In other words, Windows stack overflows in networking software almost always used to lead to so-called remote code execution exploits, where attackers could trigger the bug from afar with specially crafted network traffic, run code of their own choosing, and thereby inject malware without you even being aware.
But numerous security improvements in Windows, from Windows XP SP3 onwards, have made stack overflows harder and harder to exploit, and these days they can often only be used to force crashes, not to take over completely.
Nevertheless, a malcontent on your network who could crash any computers at will, servers and laptops alike, could cause plenty of harm just through what’s known as a denial of service attack, especially because recovering from each crash requires a complete reboot.
In theory, of course, a determined crook might be able to figure out how to exploit CVE-2020-16898 to take over a remote computer, not merely to crash it, so that Microsoft has classified this bug as critical, given it a severity rating of 9.8 (out of 10), and flagged it with an exploitability assessment of 1, short for “exploitation more likely”.
Slightly annoyingly, severity ratings get worse on a scale of 0 up to 10, while exploitability assessments get worse on a scale of 3 down to zero. 0 means “is already being exploited, so you are already in direct danger” and 3 means “this bug will probably amount to very little”. A value of 1 means that even if the bug turns out to be very hard to exploit, you can expect attackers to try really hard at it, because previous bugs of this sort have been exploited successfully.
In other words, even though CVE-2020-16898 hasn’t been turned into a working attack yet, you should patch right now, because you can bet your boots that cybercriminals are working on it.
In the vaguely militaristic jargon of cybersecurity research, this means that someone, somewhere, is trying to weaponise this bug right now.
For an explanation of why modern versions of Windows aren’t easy to exploit using this flaw, and for a justification of why our own Offensive Security Team thinks it’s unlikely – but not impossible! – that anyone will succeeed, please read the SophosLabs report.
What to do?
As we’ve said, you need to patch.
Although an exploit may never be found, it’s a fair bet that any working exploit that does turn up will be what’s called wormable, meaning that it could be used not only to break into your computer from someone else’s, but then also to break in to a third person’s computer automatically from yours.

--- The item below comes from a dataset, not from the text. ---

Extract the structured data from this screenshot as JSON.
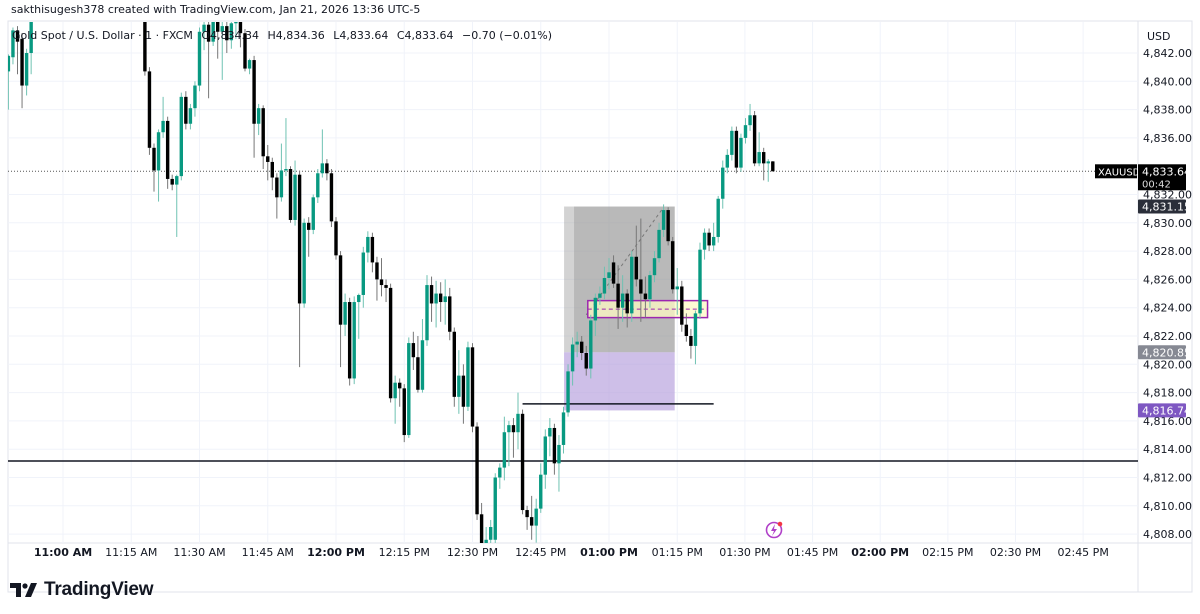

That would allow the bug to be used to create a self-contained, self-replicating computer virus, or worm, that could spread both far and fast, entirely without human intervention.
If you genuinely can’t patch yet, there are two workarounds:
- Turn off IPv6 in Windows. This is only an option if you have a pure IPv4 network.
- Turn off the buggy ICMP feature in Windows, known as IPv6 ICMP RDNSS (short for Recursive DNS Server).
Instructions for turning ICMP RDNSS off (and back on after you have patched) can be found on Microsoft’s CVE-2020-16898 advisory page.